Après avoir lancé la session normale du BAC 1 2026 sous l’emblème de l’excellence, le ministère de l’Éducation nationale franchit un cap stratégique. En effet, dans une note officielle, le ministre Mama OMOROU bouscule les vieilles habitudes des centres de correction. Désormais, l’examen ne servira plus seulement à trier les candidats, mais aussi à radiographier le niveau réel de l’école togolaise.
LA SUITE APRÈS LA PUBLICITÉ
Au-delà de la note : traquer les lacunes des élèves
Ainsi, la consigne ministérielle envoyée aux équipes d’évaluation est on ne peut plus claire : il faut dépasser le simple geste d’attribuer une note sur 20. Le ministre Mama OMOROU exige des correcteurs un recensement méthodique et systématique des faiblesses des candidats. Concrètement, chaque copie devra être lue comme un indicateur des notions mal comprises, des compétences manquées et des savoir-faire non assimilés.
De ce fait, cette mutation méthodologique vise à transformer les salles de correction en véritables laboratoires d’analyse.

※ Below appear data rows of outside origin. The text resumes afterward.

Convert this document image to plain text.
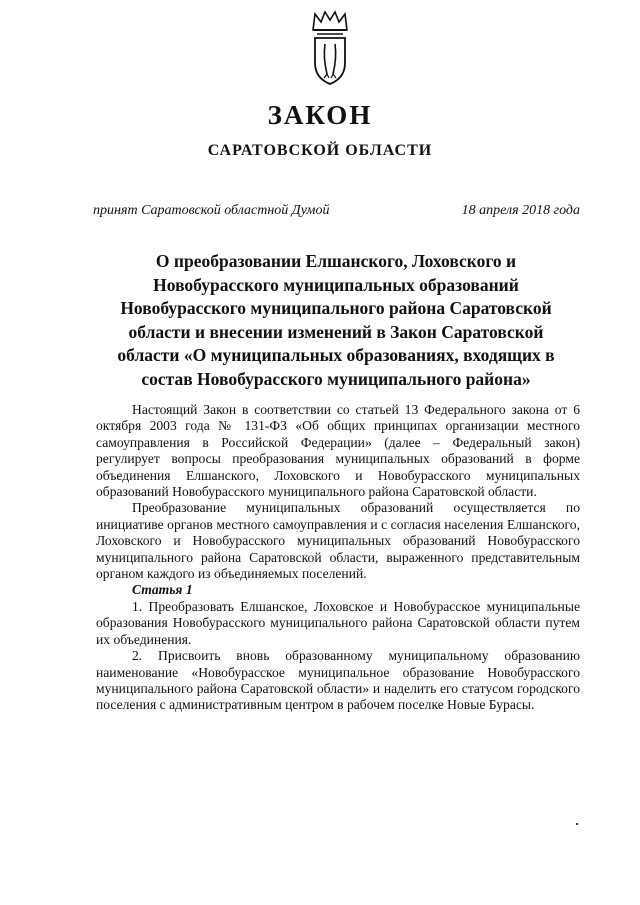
ЗАКОН
САРАТОВСКОЙ ОБЛАСТИ
принят Саратовской областной Думой	18 апреля 2018 года
О преобразовании Елшанского, Лоховского и Новобурасского муниципальных образований Новобурасского муниципального района Саратовской области и внесении изменений в Закон Саратовской области «О муниципальных образованиях, входящих в состав Новобурасского муниципального района»

Настоящий Закон в соответствии со статьей 13 Федерального закона от 6 октября 2003 года № 131-ФЗ «Об общих принципах организации местного самоуправления в Российской Федерации» (далее – Федеральный закон) регулирует вопросы преобразования муниципальных образований в форме объединения Елшанского, Лоховского и Новобурасского муниципальных образований Новобурасского муниципального района Саратовской области.

Преобразование муниципальных образований осуществляется по инициативе органов местного самоуправления и с согласия населения Елшанского, Лоховского и Новобурасского муниципальных образований Новобурасского муниципального района Саратовской области, выраженного представительным органом каждого из объединяемых поселений.

Статья 1

1. Преобразовать Елшанское, Лоховское и Новобурасское муниципальные образования Новобурасского муниципального района Саратовской области путем их объединения.

2. Присвоить вновь образованному муниципальному образованию наименование «Новобурасское муниципальное образование Новобурасского муниципального района Саратовской области» и наделить его статусом городского поселения с административным центром в рабочем поселке Новые Бурасы.
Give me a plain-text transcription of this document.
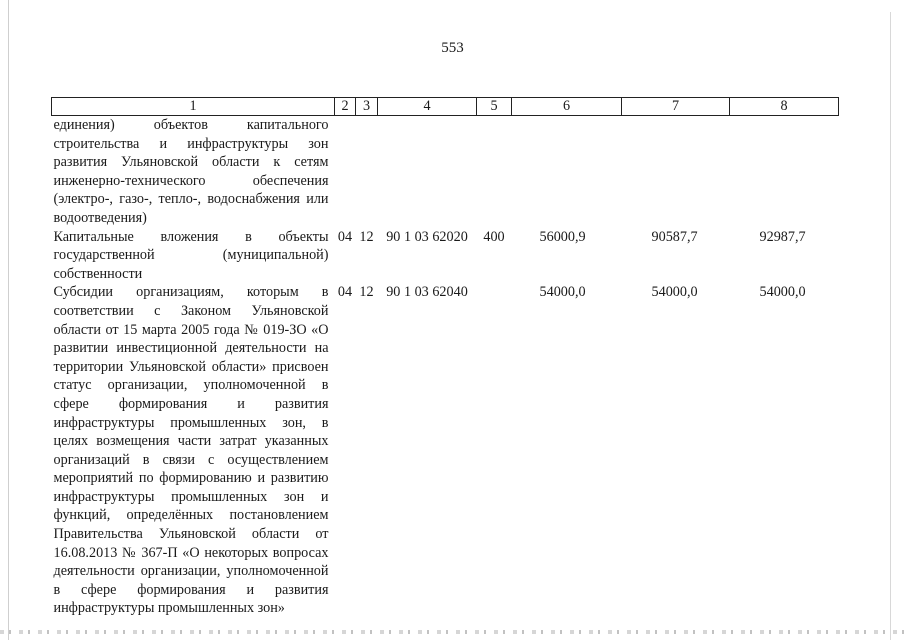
553
1	2	3	4	5	6	7	8
единения) объектов капитального строительства и инфраструктуры зон развития Ульяновской области к сетям инженерно-технического обеспечения (электро-, газо-, тепло-, водоснабжения или водоотведения)							
Капитальные вложения в объекты государственной (муниципальной) собственности	04	12	90 1 03 62020	400	56000,9	90587,7	92987,7
Субсидии организациям, которым в соответствии с Законом Ульяновской области от 15 марта 2005 года № 019-ЗО «О развитии инвестиционной деятельности на территории Ульяновской области» присвоен статус организации, уполномоченной в сфере формирования и развития инфраструктуры промышленных зон, в целях возмещения части затрат указанных организаций в связи с осуществлением мероприятий по формированию и развитию инфраструктуры промышленных зон и функций, определённых постановлением Правительства Ульяновской области от 16.08.2013 № 367-П «О некоторых вопросах деятельности организации, уполномоченной в сфере формирования и развития инфраструктуры промышленных зон»	04	12	90 1 03 62040		54000,0	54000,0	54000,0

En disséquant les fautes récurrentes et en cartographiant les blocages des élèves, le ministère veut obtenir une vision nette et sans filtre des difficultés auxquelles les lycéens font face au quotidien.
« La correction ne doit plus être uniquement un exercice d’évaluation ; elle doit également devenir un instrument d’analyse au service de la qualité des apprentissages », insiste le ministre de l’Éducation nationale.
Une feuille de route pour les inspecteurs et les formateurs
Par ailleurs, ce travail de terrain ne restera pas lettre morte dans les cartons des centres d’examen. Une fois la session close, les inspections pédagogiques centraliseront l’ensemble de ces rapports de carences. Ensuite, ces données brutes serviront de matière première pour révolutionner les pratiques de classe autour de trois axes :
- La remédiation ciblée : concevoir des modules d’accompagnement spécifiques pour corriger le tir dès la rentrée suivante.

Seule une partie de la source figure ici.